The leading hypotheses suggests that it's a change in lifestyle, rather than extra working hours, that's to blame. After all, many studies and reports say that the majority of us are working fewer hours than we used to, and taking more holidays too… So what's going on?
In short, while there's no definitive answer, our heavy reliance on technology - in both our personal and professional lives - makes things seem hectic, even when they shouldn't be.
An overwhelming amount of information (thanks, internet), an 'always-on' attitude, and the way smartphones keep us connected to one another around the clock are all reasons for why we can't relax as much as we should.
The rapid advance of technology has brought benefits but also "resulted in information overload, blurred the boundaries between work and non-work time and enabled more sophisticated monitoring and surveillance of employees", suggests a 2012 UK report.
So even when we're not working, we feel like we are.
Last year, psychologist Aoife McLoughlin from James Cook University's Singapore campus published research backing up this idea. She found that using modern gadgets like smartphones can actually make time appear to go by faster.
"It's almost as though we're trying to emulate the technology and be speedier and more efficient," McLoughlin told ScienceAlert. "It seems like there's something about technology itself that primes us to increase that pacemaker inside of us that measures the passing of time."
Perhaps an overabundance of leisure options has an effect too, as suggested by a 2003 US study (which actually pre-dates Netflix streaming by four years, so do with that what you will).

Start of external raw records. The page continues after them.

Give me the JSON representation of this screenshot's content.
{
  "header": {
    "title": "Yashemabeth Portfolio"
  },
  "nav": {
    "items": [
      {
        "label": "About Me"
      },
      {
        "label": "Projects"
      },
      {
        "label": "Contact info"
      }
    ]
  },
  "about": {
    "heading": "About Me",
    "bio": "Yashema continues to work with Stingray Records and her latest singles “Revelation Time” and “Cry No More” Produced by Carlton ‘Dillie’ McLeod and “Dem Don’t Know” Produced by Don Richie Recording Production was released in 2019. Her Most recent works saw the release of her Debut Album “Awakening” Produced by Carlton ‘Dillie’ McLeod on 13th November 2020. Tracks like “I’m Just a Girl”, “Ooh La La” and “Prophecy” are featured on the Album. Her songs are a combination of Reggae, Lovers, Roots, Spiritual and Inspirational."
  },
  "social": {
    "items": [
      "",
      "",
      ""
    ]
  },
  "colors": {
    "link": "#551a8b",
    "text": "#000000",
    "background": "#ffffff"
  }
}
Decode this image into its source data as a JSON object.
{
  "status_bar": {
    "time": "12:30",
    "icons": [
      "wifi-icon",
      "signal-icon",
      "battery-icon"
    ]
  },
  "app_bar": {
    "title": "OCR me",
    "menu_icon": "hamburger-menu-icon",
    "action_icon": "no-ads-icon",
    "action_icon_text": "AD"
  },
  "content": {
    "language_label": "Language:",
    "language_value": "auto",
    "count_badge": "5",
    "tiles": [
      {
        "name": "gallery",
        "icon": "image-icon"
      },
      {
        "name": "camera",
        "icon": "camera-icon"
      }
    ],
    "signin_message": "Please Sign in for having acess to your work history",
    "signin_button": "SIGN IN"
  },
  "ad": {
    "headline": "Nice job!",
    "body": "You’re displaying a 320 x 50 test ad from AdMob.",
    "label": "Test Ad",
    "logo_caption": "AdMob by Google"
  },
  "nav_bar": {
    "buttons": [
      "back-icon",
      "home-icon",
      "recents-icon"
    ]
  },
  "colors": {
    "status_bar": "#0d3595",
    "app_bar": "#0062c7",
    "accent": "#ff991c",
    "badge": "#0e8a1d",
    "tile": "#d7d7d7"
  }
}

Basically, having so many leisure options - things to see, places to go, books to read, movies to watch - makes us feel like we've got less leisure time, even if the reverse is true. It's related to the paradox of choice: while having lots of options seems like a good thing, it can actually create anxiety.
Another possible reason for why we feel busy all the time is that being busy is associated with success and fulfilment in most modern societies.

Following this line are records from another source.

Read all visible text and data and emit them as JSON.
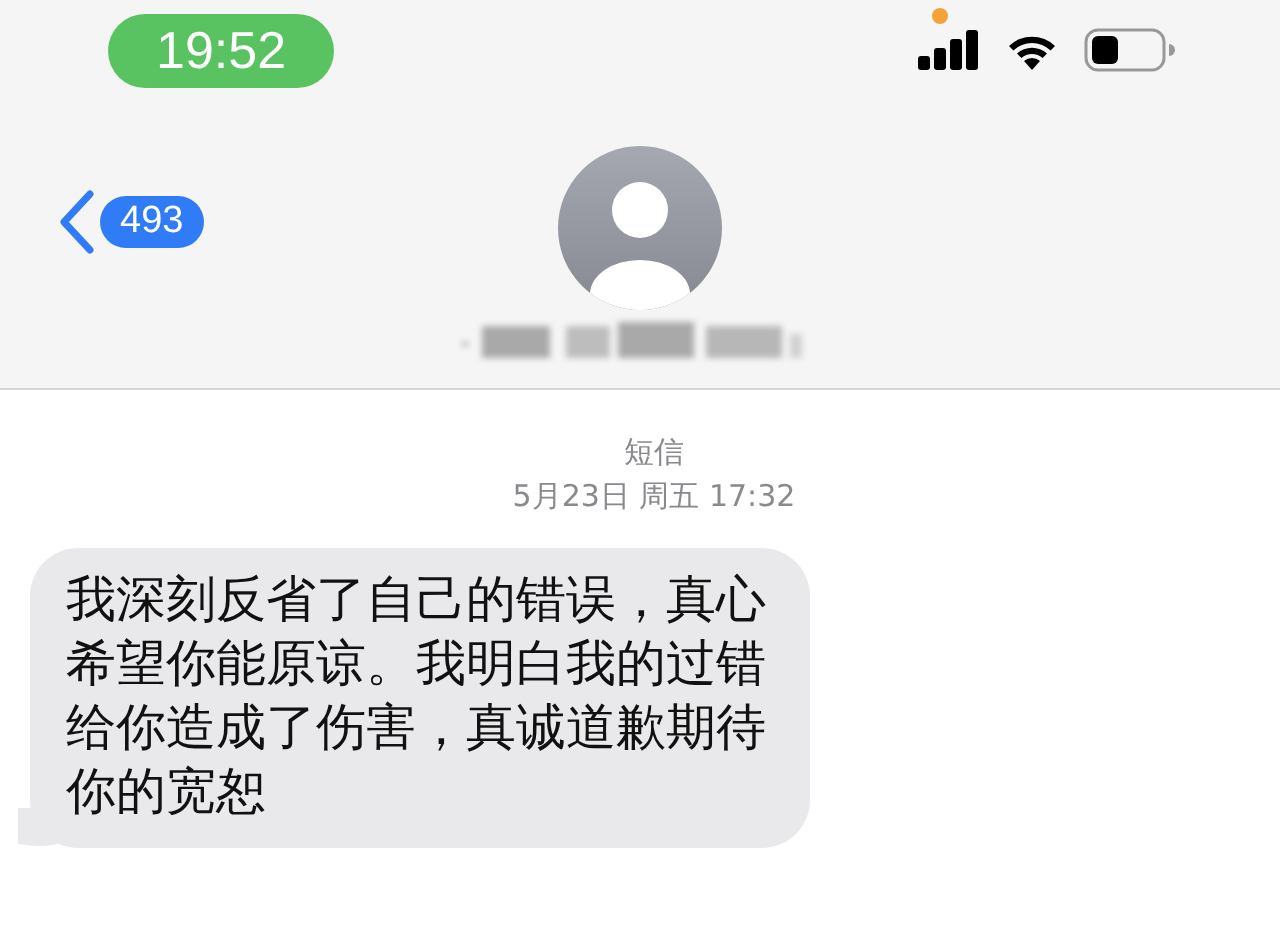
{
  "status_bar": {
    "time": "19:52"
  },
  "nav": {
    "back_count": "493"
  },
  "conversation": {
    "service": "短信",
    "timestamp": "5月23日 周五 17:32",
    "messages": [
      {
        "text": "我深刻反省了自己的错误，真心希望你能原谅。我明白我的过错给你造成了伤害，真诚道歉期待你的宽恕",
        "kind": "incoming"
      }
    ]
  }
}
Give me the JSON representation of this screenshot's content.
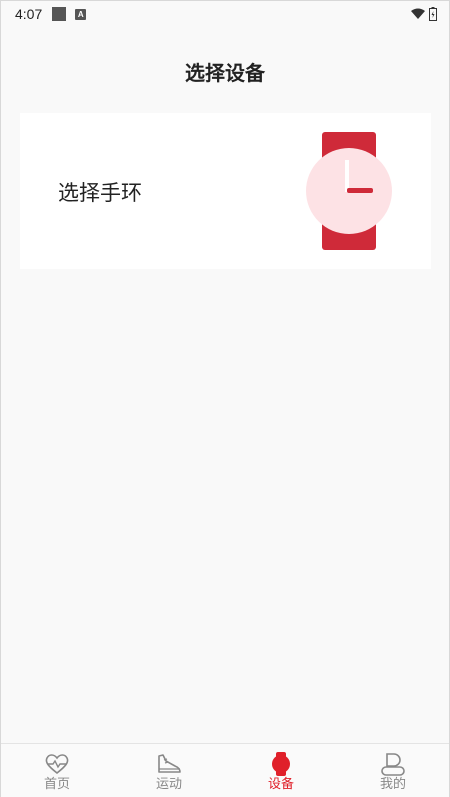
{
  "status_bar": {
    "time": "4:07",
    "a_badge": "A"
  },
  "header": {
    "title": "选择设备"
  },
  "device_card": {
    "label": "选择手环",
    "icon": "watch-icon",
    "strap_color": "#cf2a39",
    "face_color": "#fde2e5"
  },
  "bottom_nav": {
    "active_color": "#e0202a",
    "items": [
      {
        "label": "首页",
        "icon": "heart-pulse-icon"
      },
      {
        "label": "运动",
        "icon": "shoe-icon"
      },
      {
        "label": "设备",
        "icon": "watch-icon"
      },
      {
        "label": "我的",
        "icon": "user-icon"
      }
    ]
  }
}
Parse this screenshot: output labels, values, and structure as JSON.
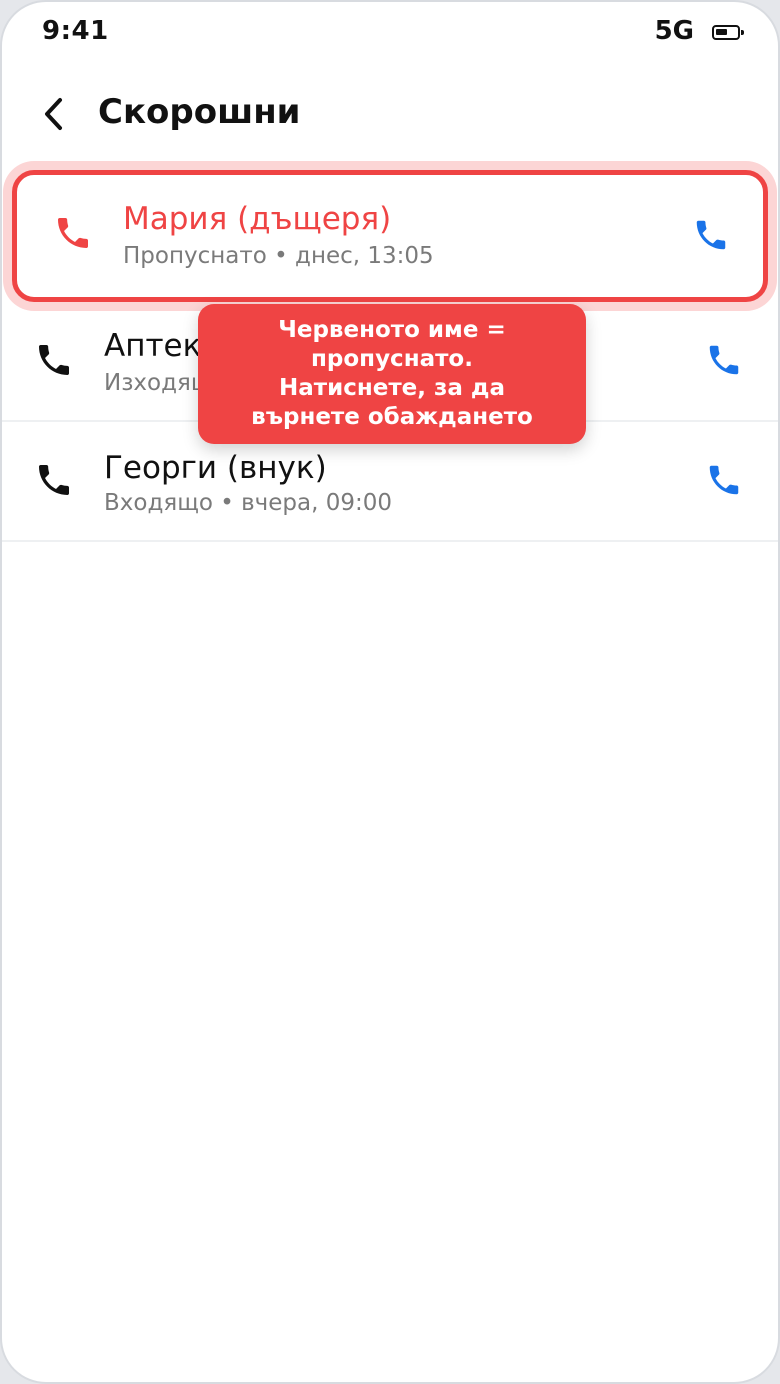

Because of this, we're more likely to fill our time to show others (and convince ourselves) that our lives are on the right track, and that we're doing 'better' than those around us. Some studies have even shown that we prefer to be busy.

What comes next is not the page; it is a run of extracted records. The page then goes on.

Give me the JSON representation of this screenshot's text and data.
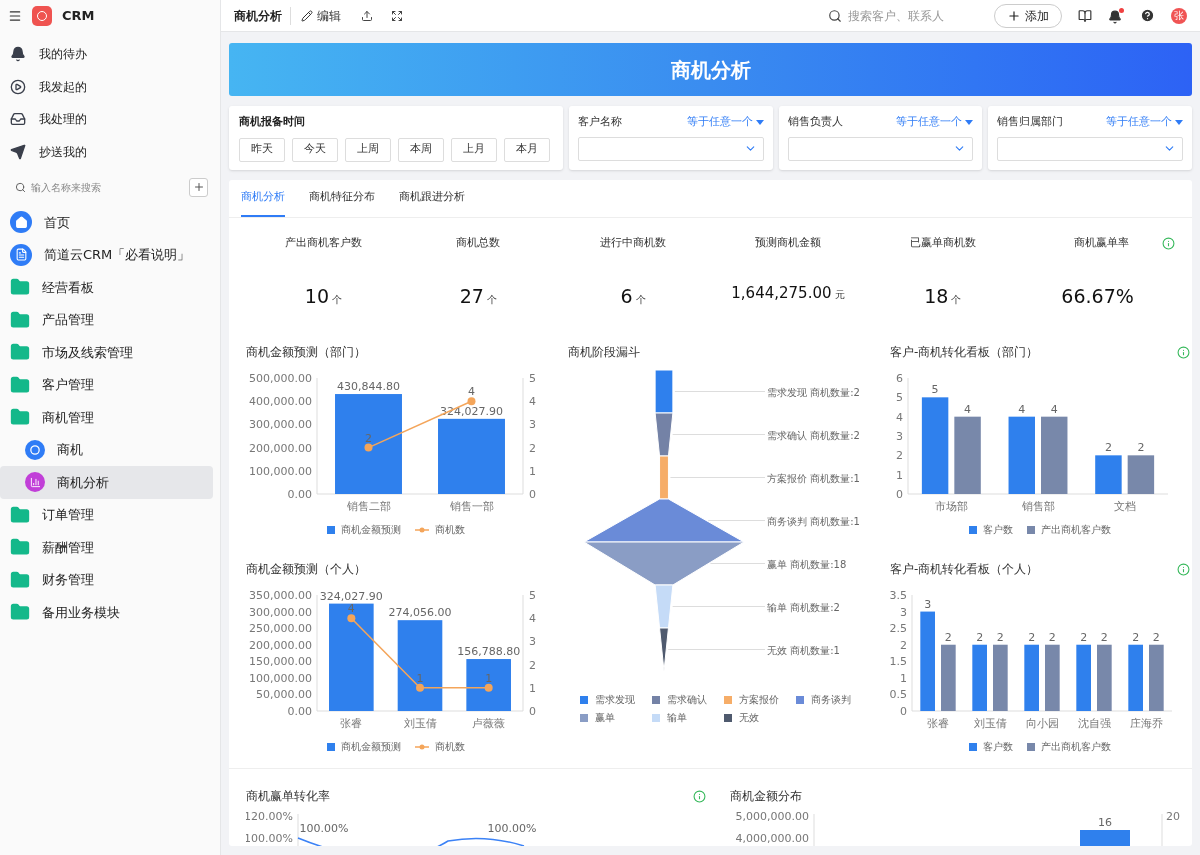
{
  "app": {
    "name": "CRM"
  },
  "sidebar": {
    "quick_items": [
      {
        "label": "我的待办",
        "kind": "bell"
      },
      {
        "label": "我发起的",
        "kind": "play"
      },
      {
        "label": "我处理的",
        "kind": "inbox"
      },
      {
        "label": "抄送我的",
        "kind": "send"
      }
    ],
    "search": {
      "placeholder": "输入名称来搜索"
    },
    "items": [
      {
        "label": "首页",
        "kind": "home",
        "selected": false
      },
      {
        "label": "简道云CRM「必看说明」",
        "kind": "doc",
        "selected": false
      },
      {
        "label": "经营看板",
        "kind": "folder",
        "selected": false
      },
      {
        "label": "产品管理",
        "kind": "folder",
        "selected": false
      },
      {
        "label": "市场及线索管理",
        "kind": "folder",
        "selected": false
      },
      {
        "label": "客户管理",
        "kind": "folder",
        "selected": false
      },
      {
        "label": "商机管理",
        "kind": "folder",
        "selected": false,
        "children": [
          {
            "label": "商机",
            "kind": "form",
            "selected": false
          },
          {
            "label": "商机分析",
            "kind": "report",
            "selected": true
          }
        ]
      },
      {
        "label": "订单管理",
        "kind": "folder",
        "selected": false
      },
      {
        "label": "薪酬管理",
        "kind": "folder",
        "selected": false
      },
      {
        "label": "财务管理",
        "kind": "folder",
        "selected": false
      },
      {
        "label": "备用业务模块",
        "kind": "folder",
        "selected": false
      }
    ]
  },
  "toolbar": {
    "title": "商机分析",
    "edit_label": "编辑",
    "search_placeholder": "搜索客户、联系人",
    "add_label": "添加",
    "has_unread": true,
    "avatar": "张"
  },
  "banner": {
    "title": "商机分析"
  },
  "date_filter": {
    "label": "商机报备时间",
    "buttons": [
      {
        "label": "昨天",
        "selected": false
      },
      {
        "label": "今天",
        "selected": false
      },
      {
        "label": "上周",
        "selected": false
      },
      {
        "label": "本周",
        "selected": false
      },
      {
        "label": "上月",
        "selected": false
      },
      {
        "label": "本月",
        "selected": false
      }
    ]
  },
  "filters": [
    {
      "label": "客户名称",
      "operator": "等于任意一个"
    },
    {
      "label": "销售负责人",
      "operator": "等于任意一个"
    },
    {
      "label": "销售归属部门",
      "operator": "等于任意一个"
    }
  ],
  "tabs": [
    {
      "label": "商机分析",
      "selected": true
    },
    {
      "label": "商机特征分布",
      "selected": false
    },
    {
      "label": "商机跟进分析",
      "selected": false
    }
  ],
  "kpis": [
    {
      "label": "产出商机客户数",
      "value": "10",
      "unit": "个",
      "info": false
    },
    {
      "label": "商机总数",
      "value": "27",
      "unit": "个",
      "info": false
    },
    {
      "label": "进行中商机数",
      "value": "6",
      "unit": "个",
      "info": false
    },
    {
      "label": "预测商机金额",
      "value": "1,644,275.00",
      "unit": "元",
      "info": false
    },
    {
      "label": "已赢单商机数",
      "value": "18",
      "unit": "个",
      "info": false
    },
    {
      "label": "商机赢单率",
      "value": "66.67%",
      "info": true
    }
  ],
  "charts": [
    {
      "title": "商机金额预测（部门）",
      "info": false,
      "chart_data": {
        "type": "bar",
        "categories": [
          "销售二部",
          "销售一部"
        ],
        "ylim": [
          0,
          500000
        ],
        "yticks": [
          {
            "value": 0,
            "label": "0.00"
          },
          {
            "value": 100000,
            "label": "100,000.00"
          },
          {
            "value": 200000,
            "label": "200,000.00"
          },
          {
            "value": 300000,
            "label": "300,000.00"
          },
          {
            "value": 400000,
            "label": "400,000.00"
          },
          {
            "value": 500000,
            "label": "500,000.00"
          }
        ],
        "y2lim": [
          0,
          5
        ],
        "y2ticks": [
          0,
          1,
          2,
          3,
          4,
          5
        ],
        "series": [
          {
            "name": "商机金额预测",
            "type": "bar",
            "color": "#2f80ed",
            "values": [
              430844.8,
              324027.9
            ],
            "value_labels": [
              "430,844.80",
              "324,027.90"
            ]
          },
          {
            "name": "商机数",
            "type": "line",
            "axis": "y2",
            "marker": true,
            "color": "#f4a55a",
            "values": [
              2,
              4
            ],
            "value_labels": [
              "2",
              "4"
            ]
          }
        ]
      }
    },
    {
      "title": "商机阶段漏斗",
      "info": false,
      "chart_data": {
        "type": "other",
        "categories": [
          "需求发现",
          "需求确认",
          "方案报价",
          "商务谈判",
          "赢单",
          "输单",
          "无效"
        ],
        "values": [
          2,
          2,
          1,
          1,
          18,
          2,
          1
        ],
        "value_labels": [
          "需求发现 商机数量:2",
          "需求确认 商机数量:2",
          "方案报价 商机数量:1",
          "商务谈判 商机数量:1",
          "赢单 商机数量:18",
          "输单 商机数量:2",
          "无效 商机数量:1"
        ],
        "colors": [
          "#2f80ed",
          "#7482a6",
          "#f6ad68",
          "#6a8bd8",
          "#8a9dc5",
          "#c5dbf7",
          "#4f5a6e"
        ]
      }
    },
    {
      "title": "客户-商机转化看板（部门）",
      "info": true,
      "chart_data": {
        "type": "bar",
        "categories": [
          "市场部",
          "销售部",
          "文档"
        ],
        "ylim": [
          0,
          6
        ],
        "yticks": [
          0,
          1,
          2,
          3,
          4,
          5,
          6
        ],
        "series": [
          {
            "name": "客户数",
            "type": "bar",
            "color": "#2f80ed",
            "values": [
              5,
              4,
              2
            ],
            "value_labels": [
              "5",
              "4",
              "2"
            ]
          },
          {
            "name": "产出商机客户数",
            "type": "bar",
            "color": "#7888aa",
            "values": [
              4,
              4,
              2
            ],
            "value_labels": [
              "4",
              "4",
              "2"
            ]
          }
        ]
      }
    },
    {
      "title": "商机金额预测（个人）",
      "info": false,
      "chart_data": {
        "type": "bar",
        "categories": [
          "张睿",
          "刘玉倩",
          "卢薇薇"
        ],
        "ylim": [
          0,
          350000
        ],
        "yticks": [
          {
            "value": 0,
            "label": "0.00"
          },
          {
            "value": 50000,
            "label": "50,000.00"
          },
          {
            "value": 100000,
            "label": "100,000.00"
          },
          {
            "value": 150000,
            "label": "150,000.00"
          },
          {
            "value": 200000,
            "label": "200,000.00"
          },
          {
            "value": 250000,
            "label": "250,000.00"
          },
          {
            "value": 300000,
            "label": "300,000.00"
          },
          {
            "value": 350000,
            "label": "350,000.00"
          }
        ],
        "y2lim": [
          0,
          5
        ],
        "y2ticks": [
          0,
          1,
          2,
          3,
          4,
          5
        ],
        "series": [
          {
            "name": "商机金额预测",
            "type": "bar",
            "color": "#2f80ed",
            "values": [
              324027.9,
              274056,
              156788.8
            ],
            "value_labels": [
              "324,027.90",
              "274,056.00",
              "156,788.80"
            ]
          },
          {
            "name": "商机数",
            "type": "line",
            "axis": "y2",
            "marker": true,
            "color": "#f4a55a",
            "values": [
              4,
              1,
              1
            ],
            "value_labels": [
              "4",
              "1",
              "1"
            ]
          }
        ]
      }
    },
    {
      "title": "客户-商机转化看板（个人）",
      "info": true,
      "chart_data": {
        "type": "bar",
        "categories": [
          "张睿",
          "刘玉倩",
          "向小园",
          "沈自强",
          "庄海乔"
        ],
        "ylim": [
          0,
          3.5
        ],
        "yticks": [
          0,
          0.5,
          1,
          1.5,
          2,
          2.5,
          3,
          3.5
        ],
        "series": [
          {
            "name": "客户数",
            "type": "bar",
            "color": "#2f80ed",
            "values": [
              3,
              2,
              2,
              2,
              2
            ],
            "value_labels": [
              "3",
              "2",
              "2",
              "2",
              "2"
            ]
          },
          {
            "name": "产出商机客户数",
            "type": "bar",
            "color": "#7888aa",
            "values": [
              2,
              2,
              2,
              2,
              2
            ],
            "value_labels": [
              "2",
              "2",
              "2",
              "2",
              "2"
            ]
          }
        ]
      }
    }
  ],
  "bottom_charts": [
    {
      "title": "商机赢单转化率",
      "info": true,
      "kind": "line",
      "axis_labels": [
        "120.00%",
        "100.00%"
      ],
      "point_labels": [
        "100.00%",
        "100.00%"
      ]
    },
    {
      "title": "商机金额分布",
      "info": false,
      "kind": "bar",
      "axis_labels": [
        "5,000,000.00",
        "4,000,000.00"
      ],
      "right_axis_labels": [
        "20"
      ],
      "point_labels": [
        "16"
      ]
    }
  ]
}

Time management author Tony Crabbe says the problem with feeling too busy lies in what he calls our "infinite world". In essence, many of us have gone from working in fields or factories for a set number of hours a week to lives where we're checking our email all the time.
Crabbe says the pressure to ultimately get through both an infinite amount of work and an infinite amount of leisure options makes us feel more pressured and harassed than ever before.
There's undoubtedly some truth in that: when was the last time you realised you'd dealt with everything in your inbox and listened to everything on Spotify? (Both are probably equally as impossible.)
It wasn't meant to be this way. In the last century, experts predicted that we'd all be working much less thanks to technological advancements, but the arrival of the internet and robots and algorithms doesn't seem to have reduced our workload just yet.
Or perhaps they have, and we just haven't noticed.